To see some movies of lahars click on the following:

  • Movie 1
  • Movie 2
  • Movie 3
  • (Movies courtesy of M.T. Dolan)

    Lahars usually travel down valleys. They have a wide range of velocities varying from 1 m/s to 40 m/s. The velocity of a lahar depends on the channel width, channel slope, volume of the flow, and grain size composition (Scott, 1989). Lahars can travel long distances. Some lahars have traveled hundreds of kilometers from their source (Scott, 1989). The deposits of a lahar that traveled 60 km from its source at Mount Rainier can be found near the large city of Seattle, Washington (Pierson et al., 1992). The lahar's origin at Mount Rainier helped make that volcano a decade volcano.

    Lahars have been known to transport very large boulders. At Mount Pinatubo, boulders measuring 1.5 m long were not uncommon in lahar deposits (Pierson et al., 1992). The lahars from Nevado del Ruiz transported a boulder with a volume of 208 cubic meters, 300 m downstream (Mileti, 1991).

    When a lahar travels down valley, the high point of the lahar is usually marked by the mudline it leaves on trees, valley walls, and buildings. This mudline marks the upper limit of how high a lahar will go. This upper limit is important because it defines how high people must go to be out of danger from the lahar. The small eruption of Nevado del Ruiz in 1987, produced large lahars that destroyed the city of Armero. Unfortunately, the 30,000 people who lost their lives might have been saved had they established an appropriate line of communication and evacuated to higher ground (Francis, 1993).

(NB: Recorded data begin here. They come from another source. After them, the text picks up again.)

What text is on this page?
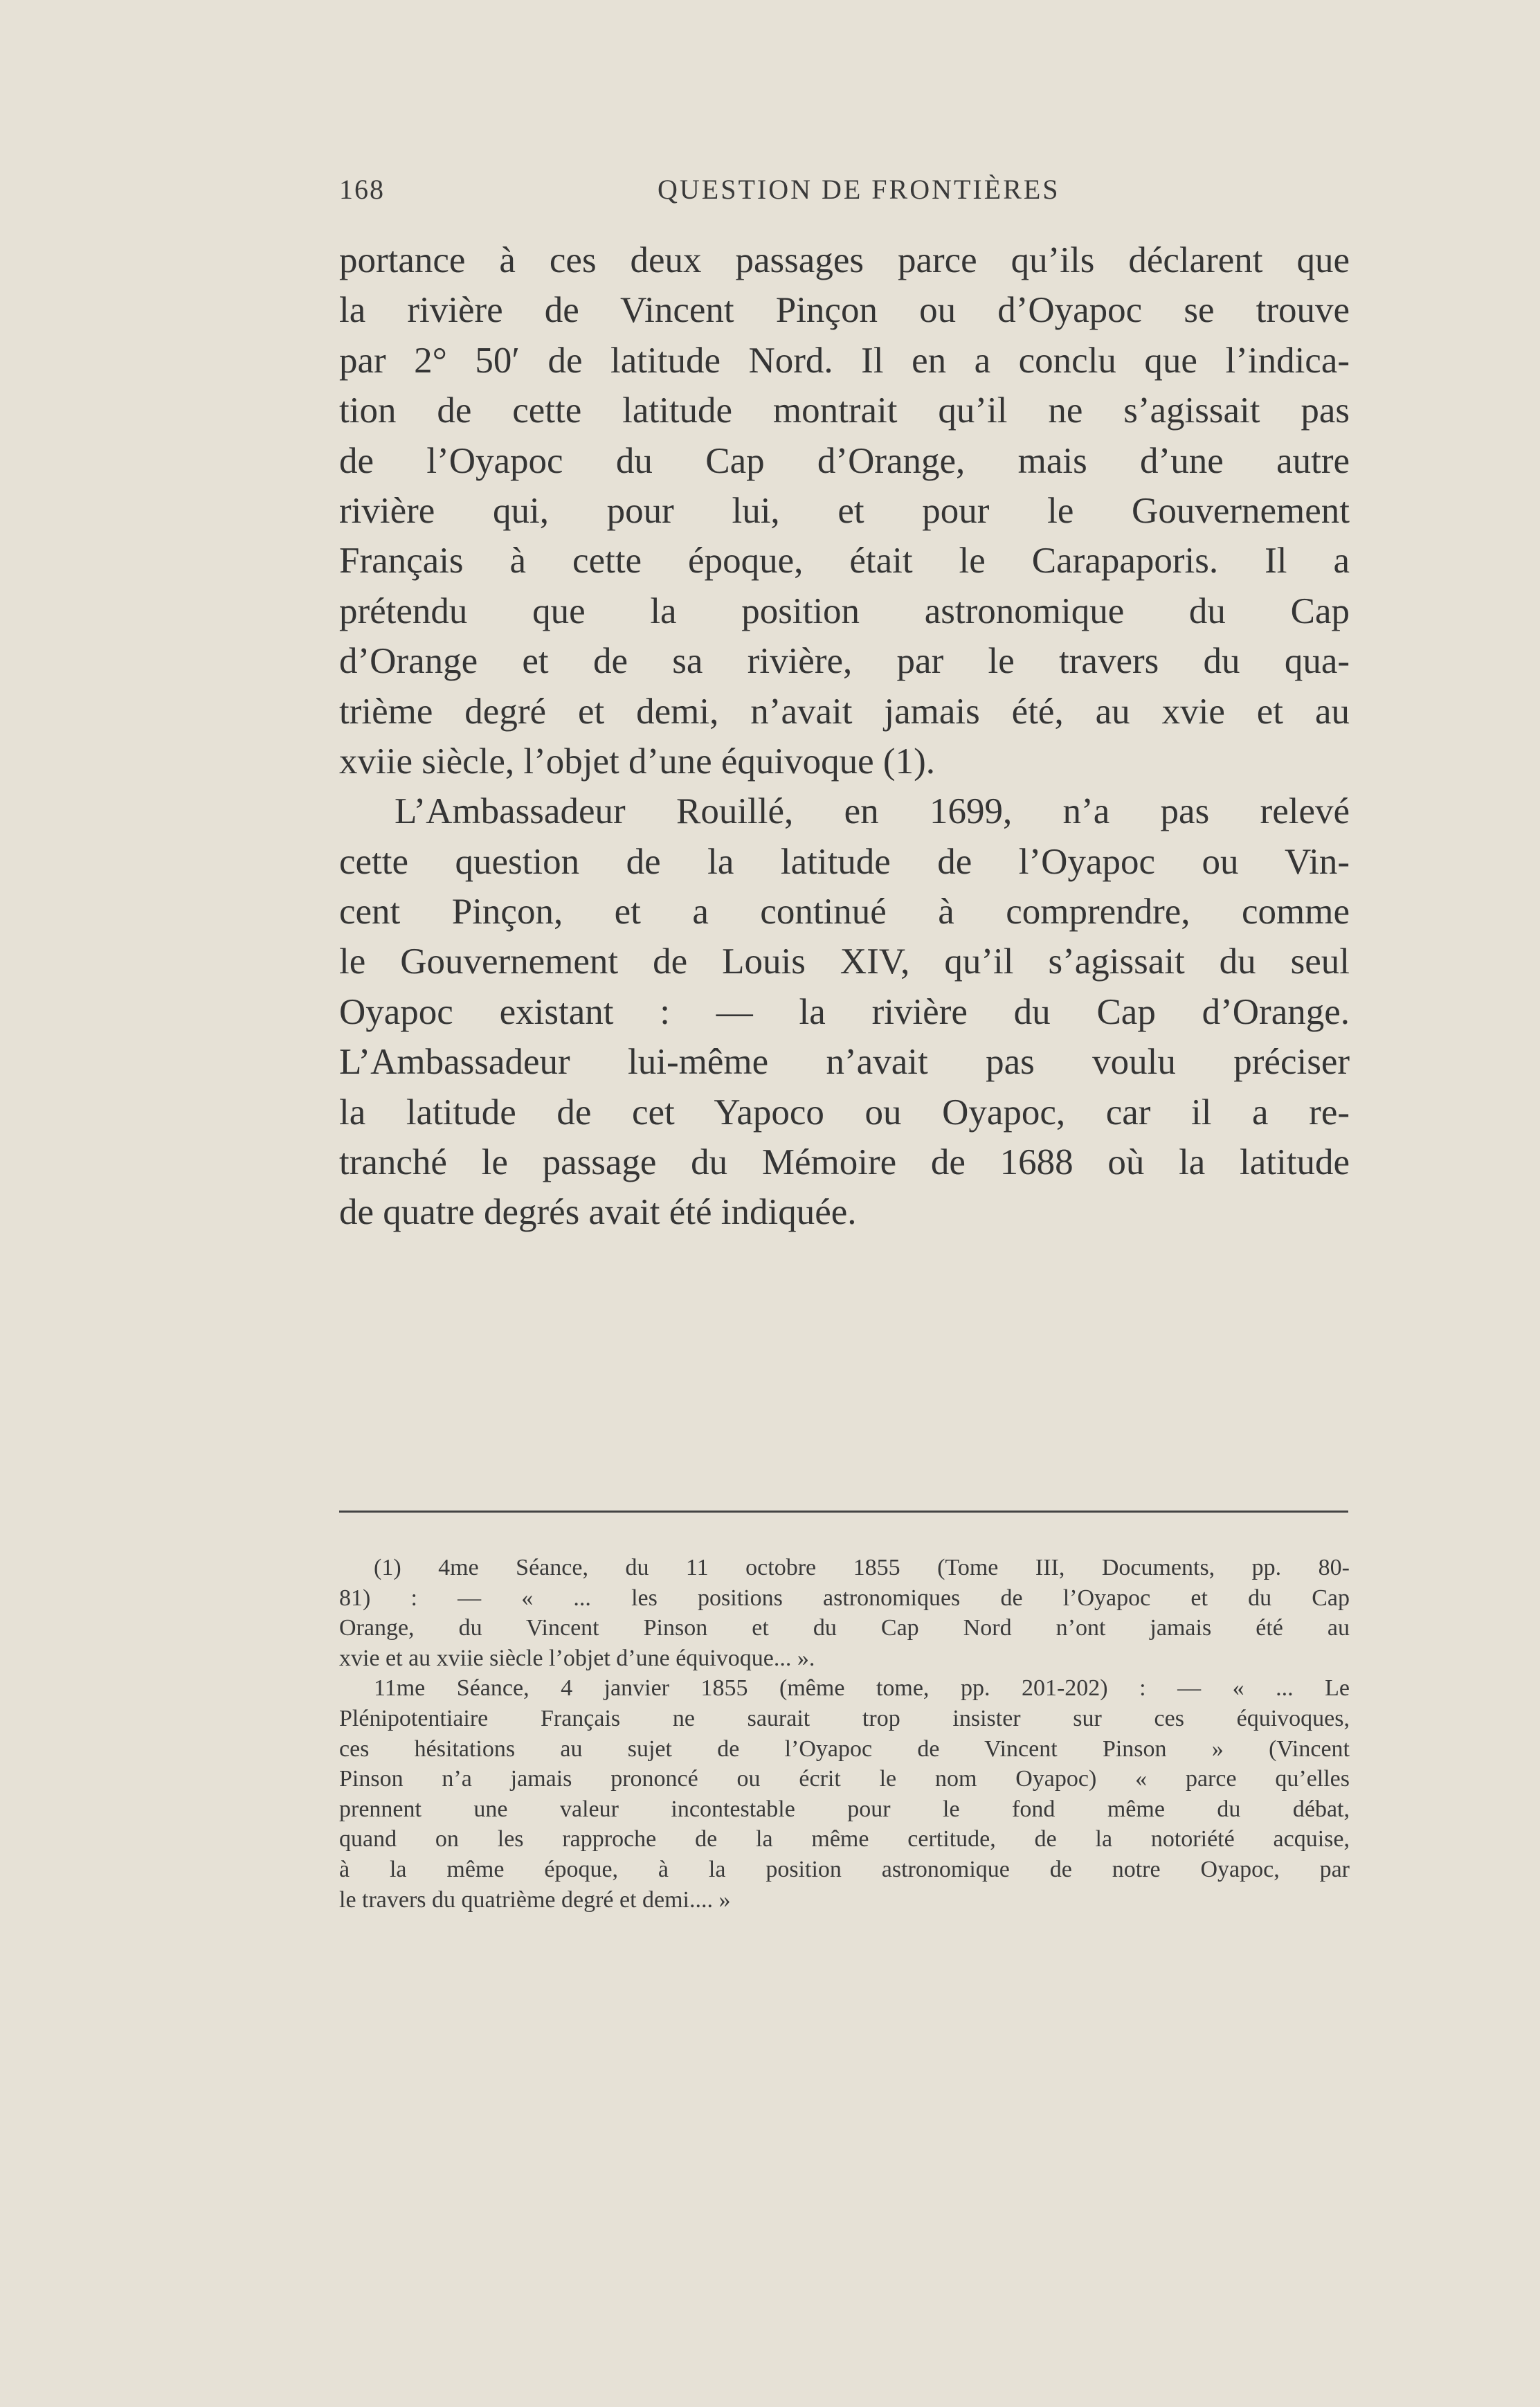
168	QUESTION DE FRONTIÈRES
portance à ces deux passages parce qu’ils déclarent que
la rivière de Vincent Pinçon ou d’Oyapoc se trouve
par 2° 50′ de latitude Nord. Il en a conclu que l’indica-
tion de cette latitude montrait qu’il ne s’agissait pas
de l’Oyapoc du Cap d’Orange, mais d’une autre
rivière qui, pour lui, et pour le Gouvernement
Français à cette époque, était le Carapaporis. Il a
prétendu que la position astronomique du Cap
d’Orange et de sa rivière, par le travers du qua-
trième degré et demi, n’avait jamais été, au xvie et au
xviie siècle, l’objet d’une équivoque (1).
L’Ambassadeur Rouillé, en 1699, n’a pas relevé
cette question de la latitude de l’Oyapoc ou Vin-
cent Pinçon, et a continué à comprendre, comme
le Gouvernement de Louis XIV, qu’il s’agissait du seul
Oyapoc existant : — la rivière du Cap d’Orange.
L’Ambassadeur lui-même n’avait pas voulu préciser
la latitude de cet Yapoco ou Oyapoc, car il a re-
tranché le passage du Mémoire de 1688 où la latitude
de quatre degrés avait été indiquée.
(1) 4me Séance, du 11 octobre 1855 (Tome III, Documents, pp. 80-
81) : — « ... les positions astronomiques de l’Oyapoc et du Cap
Orange, du Vincent Pinson et du Cap Nord n’ont jamais été au
xvie et au xviie siècle l’objet d’une équivoque... ».
11me Séance, 4 janvier 1855 (même tome, pp. 201-202) : — « ... Le
Plénipotentiaire Français ne saurait trop insister sur ces équivoques,
ces hésitations au sujet de l’Oyapoc de Vincent Pinson » (Vincent
Pinson n’a jamais prononcé ou écrit le nom Oyapoc) « parce qu’elles
prennent une valeur incontestable pour le fond même du débat,
quand on les rapproche de la même certitude, de la notoriété acquise,
à la même époque, à la position astronomique de notre Oyapoc, par
le travers du quatrième degré et demi.... »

    In 1991, Mount Pinatubo erupted. Some of the pyroclastic flows initiating from this eruption were transformed into lahars as they moved downslope through river valleys. Secondary lahars were formed when rain mixing with ash from the eruption became unstable. The formation of these lahars often occured within 30 minutes of as little as 10-15 mm of precipitation falling on the loose ash near the summit of Pinatubo (Primer, 1992). Secondary lahars are still forming today from the unconsolidated ash.

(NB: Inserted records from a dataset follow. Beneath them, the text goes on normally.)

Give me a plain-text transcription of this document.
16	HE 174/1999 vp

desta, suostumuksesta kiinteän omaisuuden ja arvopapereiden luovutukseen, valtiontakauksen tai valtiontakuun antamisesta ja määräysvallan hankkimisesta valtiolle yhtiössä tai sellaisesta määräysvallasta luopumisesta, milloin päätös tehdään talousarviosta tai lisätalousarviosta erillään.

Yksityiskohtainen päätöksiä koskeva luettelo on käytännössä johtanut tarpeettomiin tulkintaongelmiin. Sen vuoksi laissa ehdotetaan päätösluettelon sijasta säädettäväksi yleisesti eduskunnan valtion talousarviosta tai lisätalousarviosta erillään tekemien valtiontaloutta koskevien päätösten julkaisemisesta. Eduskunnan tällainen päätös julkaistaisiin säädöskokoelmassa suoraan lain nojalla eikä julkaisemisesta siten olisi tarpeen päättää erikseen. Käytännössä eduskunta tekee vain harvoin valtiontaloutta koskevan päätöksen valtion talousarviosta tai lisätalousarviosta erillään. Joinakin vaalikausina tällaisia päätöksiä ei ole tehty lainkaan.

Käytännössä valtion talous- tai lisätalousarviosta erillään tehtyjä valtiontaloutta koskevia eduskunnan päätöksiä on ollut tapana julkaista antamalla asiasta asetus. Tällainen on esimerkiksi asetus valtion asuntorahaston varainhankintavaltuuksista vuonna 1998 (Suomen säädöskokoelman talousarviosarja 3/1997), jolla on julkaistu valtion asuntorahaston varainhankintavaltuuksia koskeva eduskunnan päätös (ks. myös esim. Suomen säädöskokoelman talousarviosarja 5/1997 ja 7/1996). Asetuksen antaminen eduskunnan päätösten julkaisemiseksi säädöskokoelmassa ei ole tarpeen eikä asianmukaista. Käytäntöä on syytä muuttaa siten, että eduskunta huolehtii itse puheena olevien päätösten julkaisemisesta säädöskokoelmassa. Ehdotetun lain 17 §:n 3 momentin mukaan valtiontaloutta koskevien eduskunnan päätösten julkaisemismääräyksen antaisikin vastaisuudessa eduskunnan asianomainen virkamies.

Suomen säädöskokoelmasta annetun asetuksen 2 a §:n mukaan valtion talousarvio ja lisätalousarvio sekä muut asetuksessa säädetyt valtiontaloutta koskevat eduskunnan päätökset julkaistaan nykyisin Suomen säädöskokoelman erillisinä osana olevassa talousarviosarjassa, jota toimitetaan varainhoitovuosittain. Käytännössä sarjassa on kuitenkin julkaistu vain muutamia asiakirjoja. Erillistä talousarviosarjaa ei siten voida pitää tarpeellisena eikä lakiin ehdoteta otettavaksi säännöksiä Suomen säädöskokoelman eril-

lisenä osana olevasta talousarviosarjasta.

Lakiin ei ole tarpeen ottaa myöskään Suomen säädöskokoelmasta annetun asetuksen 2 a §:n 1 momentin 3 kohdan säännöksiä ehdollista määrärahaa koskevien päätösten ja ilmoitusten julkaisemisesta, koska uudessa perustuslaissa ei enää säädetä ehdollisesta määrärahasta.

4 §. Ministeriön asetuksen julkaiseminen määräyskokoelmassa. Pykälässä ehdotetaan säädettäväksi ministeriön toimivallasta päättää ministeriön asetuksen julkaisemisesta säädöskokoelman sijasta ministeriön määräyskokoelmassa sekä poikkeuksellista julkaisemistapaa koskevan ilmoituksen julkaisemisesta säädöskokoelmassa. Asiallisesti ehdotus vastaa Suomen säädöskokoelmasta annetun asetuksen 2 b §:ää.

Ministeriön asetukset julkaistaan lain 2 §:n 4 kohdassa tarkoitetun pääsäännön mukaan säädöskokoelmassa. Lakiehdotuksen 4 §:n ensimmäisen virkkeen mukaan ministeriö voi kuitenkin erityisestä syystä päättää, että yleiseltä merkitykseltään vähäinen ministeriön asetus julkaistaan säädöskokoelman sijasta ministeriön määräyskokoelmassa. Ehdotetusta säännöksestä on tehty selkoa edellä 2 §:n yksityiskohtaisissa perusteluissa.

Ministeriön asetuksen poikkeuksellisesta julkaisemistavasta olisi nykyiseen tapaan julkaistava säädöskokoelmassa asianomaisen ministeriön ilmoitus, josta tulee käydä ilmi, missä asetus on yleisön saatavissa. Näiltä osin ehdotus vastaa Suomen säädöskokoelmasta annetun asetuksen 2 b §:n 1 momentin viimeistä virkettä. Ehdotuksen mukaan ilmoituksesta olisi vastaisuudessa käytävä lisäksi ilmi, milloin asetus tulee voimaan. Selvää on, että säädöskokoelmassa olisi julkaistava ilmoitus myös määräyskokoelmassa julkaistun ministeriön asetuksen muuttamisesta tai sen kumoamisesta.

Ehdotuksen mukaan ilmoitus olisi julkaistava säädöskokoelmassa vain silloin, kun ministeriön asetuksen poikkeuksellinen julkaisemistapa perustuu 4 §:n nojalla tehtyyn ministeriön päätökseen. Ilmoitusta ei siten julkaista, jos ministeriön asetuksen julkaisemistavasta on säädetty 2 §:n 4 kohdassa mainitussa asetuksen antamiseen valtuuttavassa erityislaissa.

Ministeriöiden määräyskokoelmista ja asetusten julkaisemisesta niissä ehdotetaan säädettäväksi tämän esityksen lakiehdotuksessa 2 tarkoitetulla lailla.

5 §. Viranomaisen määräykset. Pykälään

    Lahars are extremely dangerous especially to those living in valley areas near a volcano. Lahars can undercut banks and cause houses on those banks to be destroyed. Lahars can bury and destroy manmade structures including roads and bridges. At Nevado del Ruiz, lahars destroyed an entire city; filling the first floor of a hospital with mud, breaking windows, floating cars, and leaving debris in the tops of trees (Mileti, 1991).

    Many methods have been used to stop or at least detour a lahar. These methods include building retention basins, alternate channels, tunnels, and concrete structures. Some of these methods have met with success and others have not. The best preventative measure is to establish a warning system. Warning systems that have been used include seismometers that pick up the signal of a lahar as it moves down valley and rain gauges that collect water and warn when lahar formation is possible. But, as was shown at Nevado del Ruiz, warning systems are not enough. Evacuation plans and lines of communication must also be established.